Added accuracy test for iris data

sanity / quickml

A fast and easy to use decision tree learner in java

http://quickml.org/

GNU Lesser General Public License v3.0

231 stars 54 forks source link

Added accuracy test for iris data #120

Closed mbatchkarov closed 8 years ago

mbatchkarov commented 9 years ago

This is a test to demonstrate #116 has not been resolved in 9ec1c3ff24e0d9291b27c1ac563e0.

I've deliberately increased the maximum depth and number a trees in your to make sure the classifier will overfit.
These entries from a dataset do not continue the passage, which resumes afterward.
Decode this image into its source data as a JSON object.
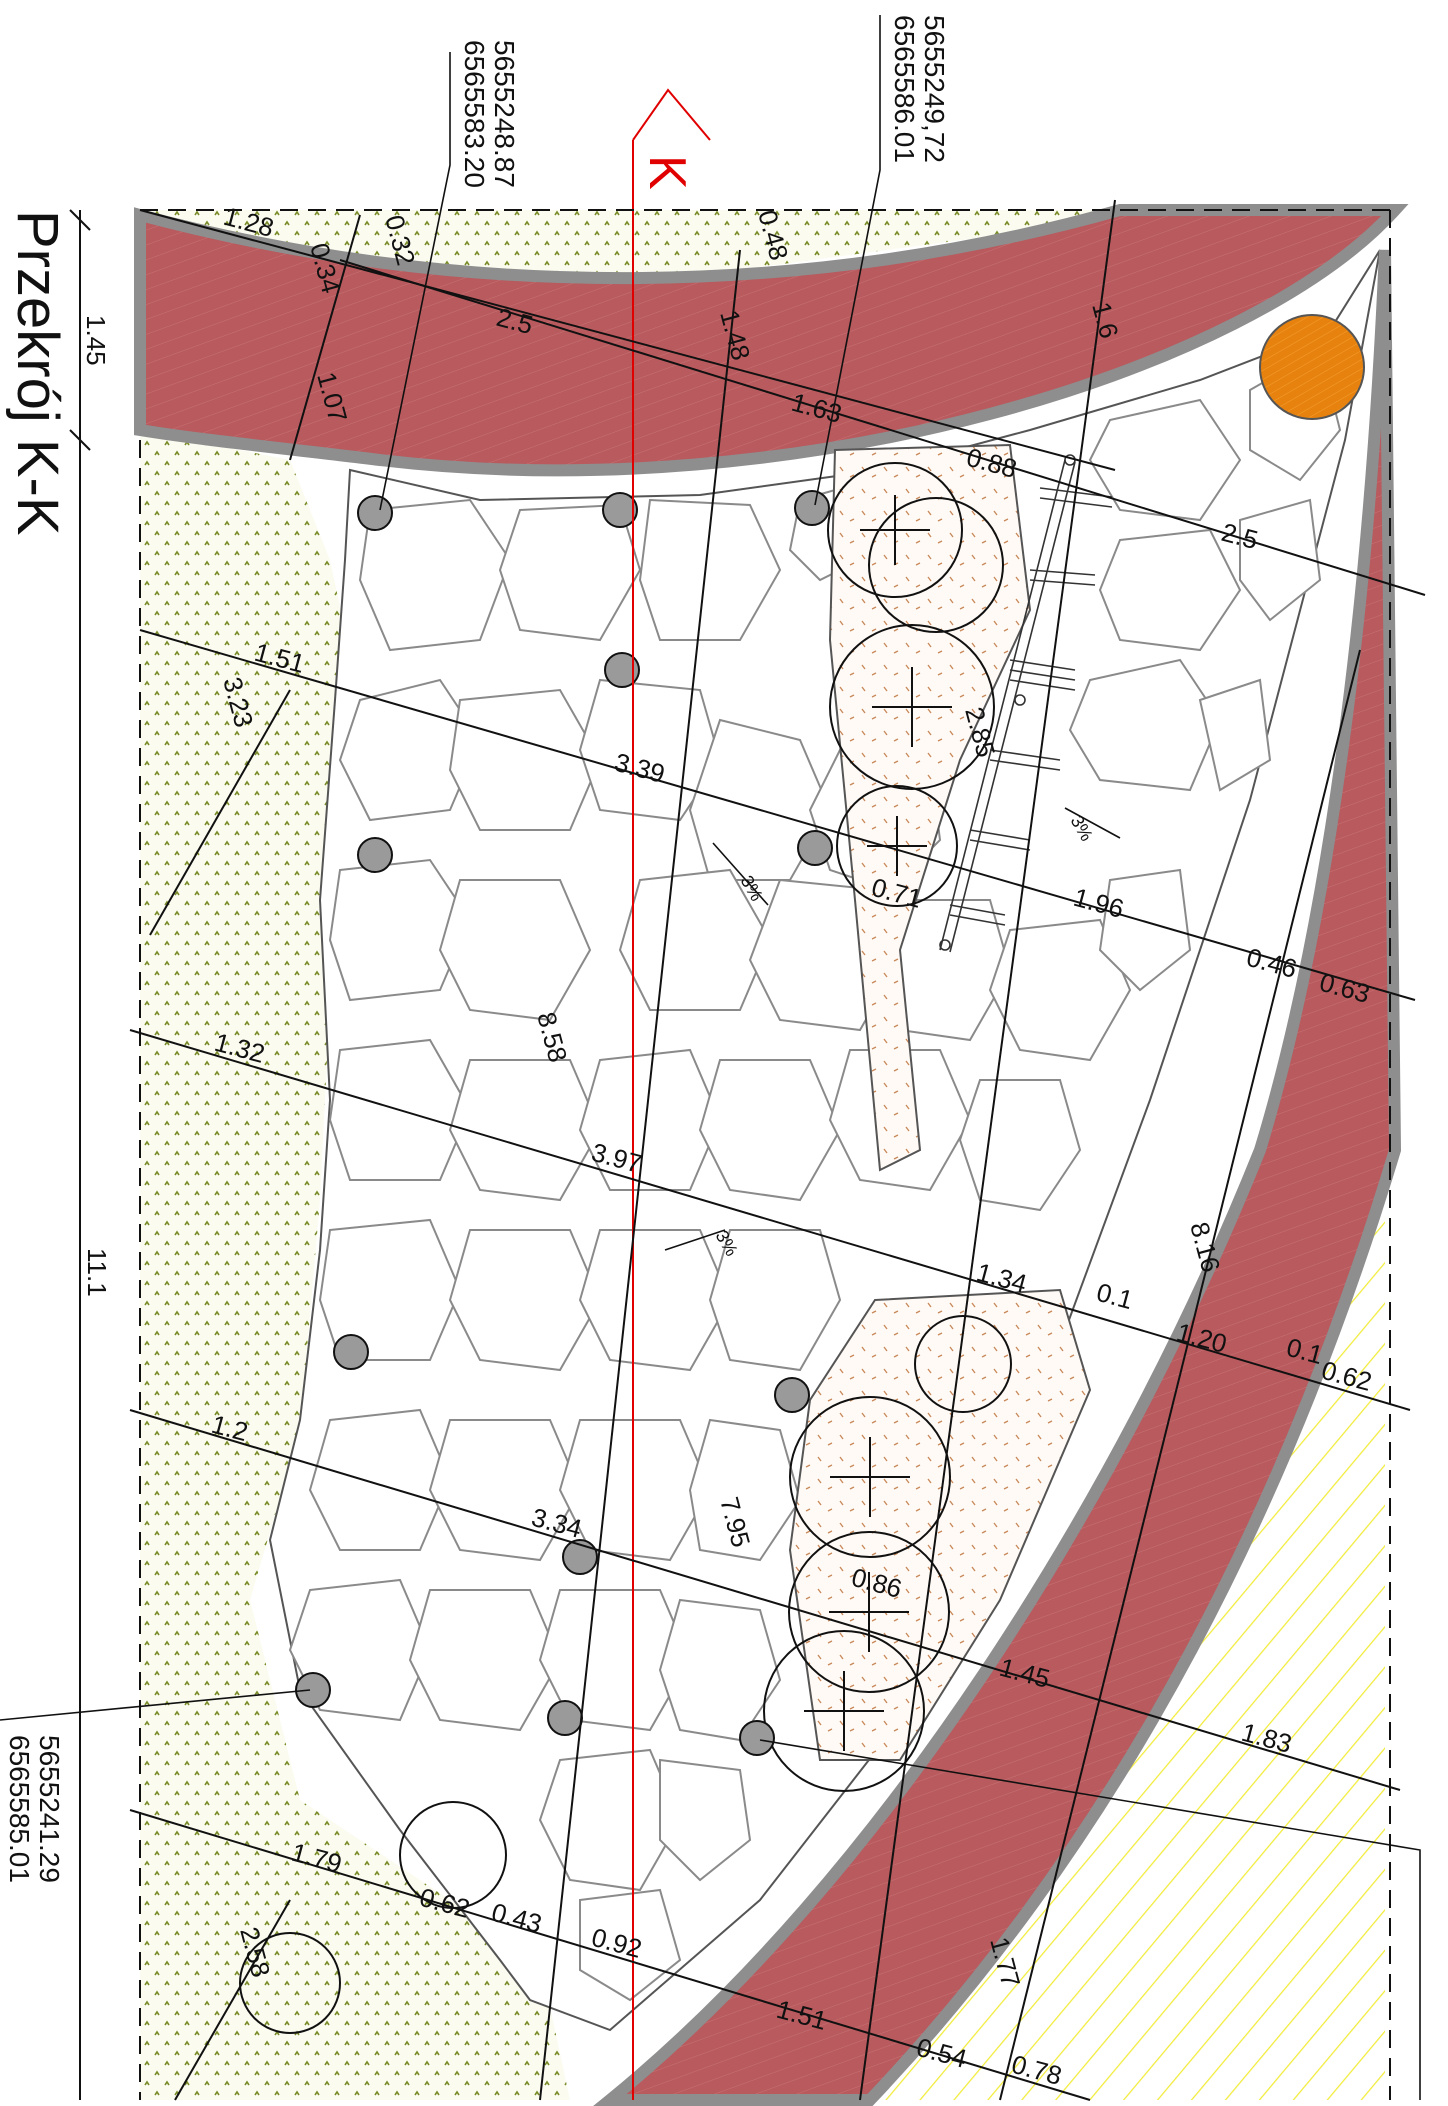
{
  "title": "Przekrój K-K",
  "section_marker": "K",
  "colors": {
    "red_path": "#b85a5e",
    "path_edge": "#8e8e8e",
    "grass_dots": "#7a8c2a",
    "hatch_yellow": "#f2ec3a",
    "orange_tree": "#e8820f",
    "section_line": "#e00000",
    "bollard_fill": "#9a9a9a",
    "planting_dots": "#c8885a"
  },
  "coordinates": [
    {
      "id": "c1",
      "line1": "5655248.87",
      "line2": "6565583.20"
    },
    {
      "id": "c2",
      "line1": "5655249,72",
      "line2": "6565586.01"
    },
    {
      "id": "c3",
      "line1": "5655241.29",
      "line2": "6565585.01"
    }
  ],
  "dimensions": [
    "1.28",
    "0.32",
    "0.34",
    "2.5",
    "0.48",
    "1.48",
    "1.6",
    "1.07",
    "1.63",
    "0.88",
    "2.5",
    "1.45",
    "1.51",
    "3.23",
    "3.39",
    "2.85",
    "0.71",
    "1.96",
    "0.46",
    "0.63",
    "8.58",
    "1.32",
    "3.97",
    "11.1",
    "8.16",
    "1.34",
    "0.1",
    "1.20",
    "0.1",
    "0.62",
    "1.2",
    "3.34",
    "7.95",
    "0.86",
    "1.45",
    "1.83",
    "1.79",
    "0.62",
    "0.43",
    "0.92",
    "2.58",
    "1.51",
    "1.77",
    "0.54",
    "0.78"
  ],
  "slopes": [
    "3%",
    "3%",
    "3%"
  ]
}
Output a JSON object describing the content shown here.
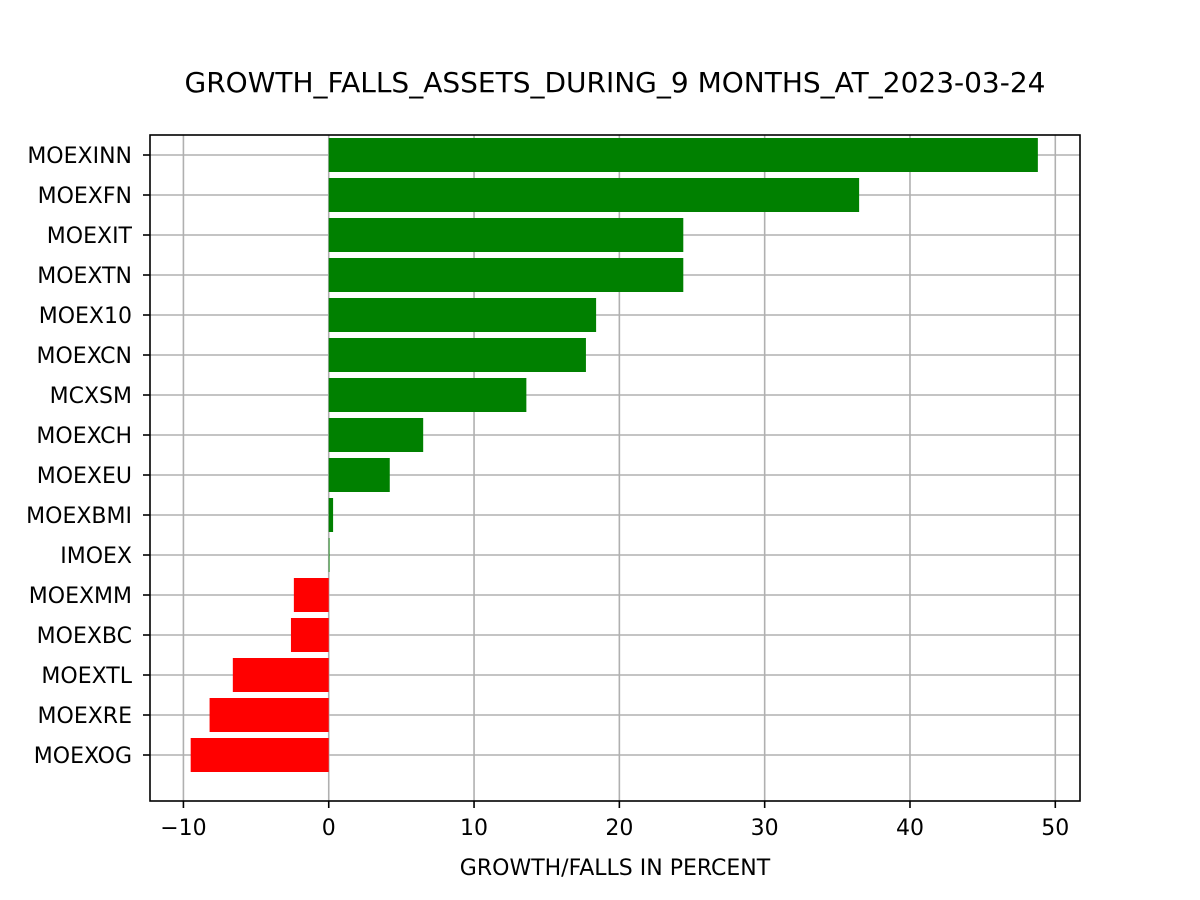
{
  "chart_data": {
    "type": "bar",
    "orientation": "horizontal",
    "title": "GROWTH_FALLS_ASSETS_DURING_9 MONTHS_AT_2023-03-24",
    "xlabel": "GROWTH/FALLS IN PERCENT",
    "ylabel": "",
    "xlim": [
      -12.3,
      51.7
    ],
    "xticks": [
      -10,
      0,
      10,
      20,
      30,
      40,
      50
    ],
    "xtick_labels": [
      "−10",
      "0",
      "10",
      "20",
      "30",
      "40",
      "50"
    ],
    "grid": true,
    "categories": [
      "MOEXINN",
      "MOEXFN",
      "MOEXIT",
      "MOEXTN",
      "MOEX10",
      "MOEXCN",
      "MCXSM",
      "MOEXCH",
      "MOEXEU",
      "MOEXBMI",
      "IMOEX",
      "MOEXMM",
      "MOEXBC",
      "MOEXTL",
      "MOEXRE",
      "MOEXOG"
    ],
    "values": [
      48.8,
      36.5,
      24.4,
      24.4,
      18.4,
      17.7,
      13.6,
      6.5,
      4.2,
      0.3,
      0.05,
      -2.4,
      -2.6,
      -6.6,
      -8.2,
      -9.5
    ],
    "colors": {
      "positive": "#008000",
      "negative": "#ff0000"
    }
  }
}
Despite this, it predicts versicolor for all instances in the training set.

sanity commented 9 years ago

@athawk81 said he would investigate this, but mentioned that with a .7 skip attribute probability, but only 4 attributes, it wouldn't be surprising if this led to some stumpy trees, so this behavior might be expected.

athawk81 commented 9 years ago

the ignoreAttributeProbability is set to .7 by default. Given that there are only 4 attributes, the odds that all attributes will be ignored (and tree building will cease along that branch) are good. My guess is that you are probably getting shallow trees and as a consequence are just predicting the most common class for all training instances. How about try setting it to 0 or .2 and see what happens? I'll do this myself tomorrow if i don't here back from you.

mbatchkarov commented 9 years ago

I've set that probability to 0-- see line 22 in the commit. Is there another parameter/field that needs to be set? If there is, the docs need an update.

athawk81 commented 9 years ago

Hey mbatchkarov, apologies for the delay. Please see the the test class quickml.supervised.classifier.randomForest.TestIrisAccuracy

on the most recent version of master. I created a random forest that gave different classifications for the different instances.

mbatchkarov commented 9 years ago

Hey, sorry it has taken me so long to get back to you. I still think the issue has not been resolved. In the first instance, please merge this pull request. In particular, I am interested in the last bit I've added, which calculates accuracy on the training set (somewhat naively). Do make any changes that you feel are appropriate, e.g.

calculate accuracy in a more concise way, if there is one already in quickml
tweak the settings of the random forest builder.

As it stands TestIrisAccuracy is just a smoke test and doesn't have anything to do with accuracy. I'd like to TestIrisAccuracy to be a self-contained example of how one gets good performance for the iris data as well as a test that quickml can do that.